Erdbeer Elend

(Zwei Mädchen sitzen an einem Pult hinten im Klassenzimmer, sie stecken die Köpfe zusammen und sprechen.)

Nena: Sie haben die Spielzeugabteilung im Karstadt leer geräumt.
Iphi (nachdenklich): Das ist es jetzt also, das Erwachsenwerden.
(Sie sitzen still)
Nena: Fühlst du dich anders?
Iphi: Ich fühle mich total verarscht. Weil sich keiner in mich verliebt hat. Und ich kann immer noch nicht in High Heels laufen und Auto fahren und Bänke reparieren und bin auch nicht Sängerin oder Schauspielerin geworden.

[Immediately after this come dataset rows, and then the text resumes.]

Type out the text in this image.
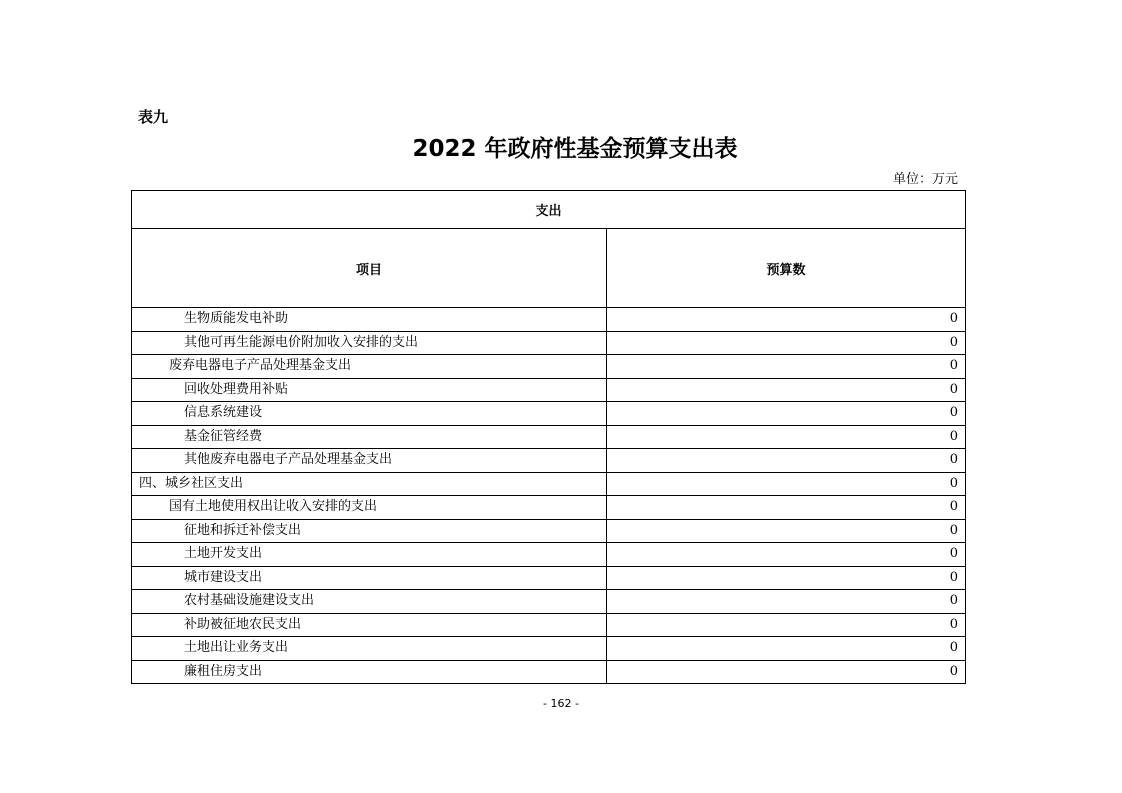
表九
2022 年政府性基金预算支出表
单位：万元
支出	
项目	预算数
生物质能发电补助	0
其他可再生能源电价附加收入安排的支出	0
废弃电器电子产品处理基金支出	0
回收处理费用补贴	0
信息系统建设	0
基金征管经费	0
其他废弃电器电子产品处理基金支出	0
四、城乡社区支出	0
国有土地使用权出让收入安排的支出	0
征地和拆迁补偿支出	0
土地开发支出	0
城市建设支出	0
农村基础设施建设支出	0
补助被征地农民支出	0
土地出让业务支出	0
廉租住房支出	0
- 162 -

Nena: Ich wollte immer Model werden. Denkst du manchmal auch, dass diese ganze Freiheit, die uns nach dem Abi versprochen wird, vielleicht nur ein Trick ist?
Iphi: Ein Trick?
Nena: Damit wir uns vor unserem Berufsleben, das dann nur in Endlosschleife ist, noch mal richtig austoben können und dann für immer mit dem Bravsein einverstanden sind.
Iphi: Hundertfünfzig Prozent! Das ist hier überhaupt nicht viel mit Freiheit. Die möglichen Wege sind an zwei Händen abzählbar. Die dürfen wir jetzt einschlagen, wie Tausende vor uns ebenso. Studieren? Familie gründen? Reisen? Ist doch alles ein massengefertigtes Raster. Man müsste sich mal was Neues ausdenken, das wäre wirklich frei.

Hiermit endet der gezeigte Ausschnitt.